While CMC has replaced some plants with drought-resistant varieties, our campus is almost unnaturally green. In a previous interview with the Forum, CMC’s Director of Facilities, Brian Worley, said that “dead grass is not part of CMC’s current campus aesthetic.” Such a statement is telling of the administration’s attitude towards the drought. As a responsible community which strives to develop leaders in all walks of life, should CMC really value its appearance over water use? While CMC sells itself as a well-manicured, verdant campus on its brochures, it might be time for us to change our appeal. We must remember that CMC is located in the Inland Empire, which is essentially a desert. Pitzer’s campus, which is more in line with the natural landscape of the Inland Empire, would be a good point of reference. Populated with numerous varieties of cacti and low-maintenance shrubbery, Pitzer embodies the natural environment of the Inland Empire while also managing to look visually appealing.
Just as dead grass does not seem to be a part of our campus aesthetic, water conservation does not seem to be a part of our drought response. Students have been calling for the sprinklers that consistently water the sidewalks to be changed or moved for years, pleas that apparently fell on deaf ears for a long time. Once the administration decided to change the sprinklers, the actual change was made in under a week. While our slightly drier sidewalks are a small victory, one should note that the sprinklers are still running in order to keep our lovely, improbably green grass alive no matter the consequences.
There are still other problems; the fountains in Flamson Plaza and outside Bauer Center continue to operate. While these fountains might be central to many CMC traditions like sunbathing and ponding our friends, they should be turned off. Not only will CMC be saving a lot of water by implementing such a measure, but the administration would be sending a strong message of solidarity in light of the drought. Turning off the fountains will demonstrate that the drought matters, and that CMC is sacrificing a feature central to its campus life in order to help combat the drought. Such a move has been implemented by other campuses in the state. Stanford University turned off all its fountains in March to highlight the drought.
Another contentious issue is the lack of transparency when it comes to the drought response. The CMC website does not have a single page dedicated to our sustainability efforts, let alone to drought response.
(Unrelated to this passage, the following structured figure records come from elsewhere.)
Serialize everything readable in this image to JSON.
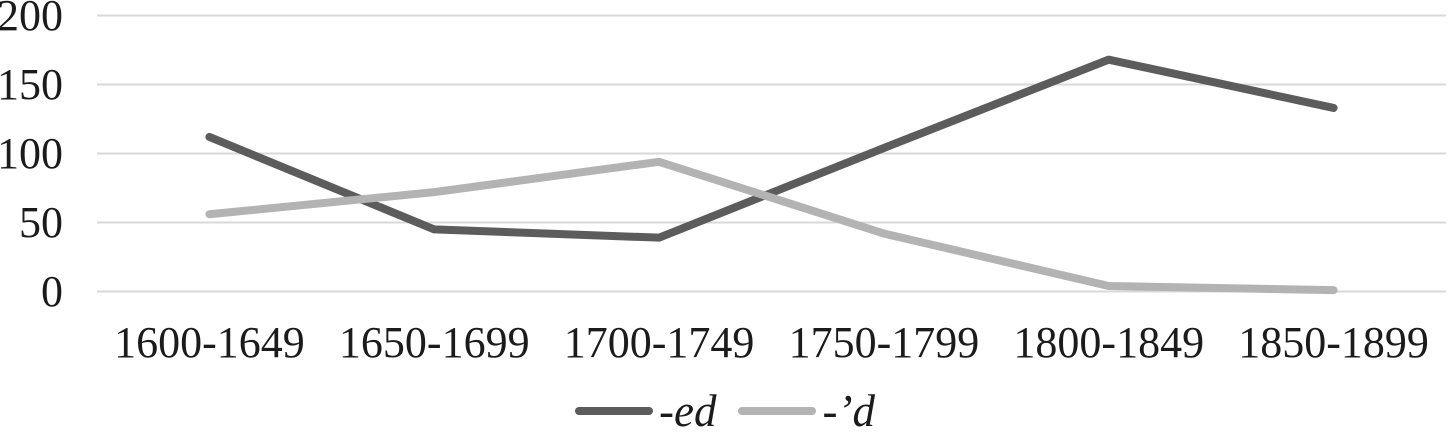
{
  "chart_data": {
    "type": "line",
    "title": "",
    "xlabel": "",
    "ylabel": "",
    "categories": [
      "1600-1649",
      "1650-1699",
      "1700-1749",
      "1750-1799",
      "1800-1849",
      "1850-1899"
    ],
    "series": [
      {
        "name": "-ed",
        "color": "#5c5c5c",
        "values": [
          112,
          45,
          39,
          104,
          168,
          133
        ]
      },
      {
        "name": "-’d",
        "color": "#b3b3b3",
        "values": [
          56,
          72,
          94,
          42,
          4,
          1
        ]
      }
    ],
    "ylim": [
      0,
      200
    ],
    "yticks": [
      0,
      50,
      100,
      150,
      200
    ],
    "grid": true,
    "gridline_color": "#d8d8d8",
    "text_color": "#1b1b1b",
    "legend_position": "bottom"
  }
}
How are students supposed to know about CMC’s conservation or drought response efforts? Do we all need to email the Facilities department to access information that should readily be available to us? Pomona College seems to be more generous when it comes to disseminating information on their environmental and drought-response efforts. Not only do they have a page dedicated to their water efforts, but they also have a master-page for all of their sustainability efforts. In today’s age, where information is empowerment, CMC students are provided with alarmingly limited amounts of information regarding campus sustainability measures.
Ultimately, it all boils down to the responsibility Claremont McKenna College has to its community and its students. While we may have the resources to continue with our current choices, we must respond to the drought with an increased vigor. By doing this, the administration would be instilling a necessary sense of environmental responsibility in the student body.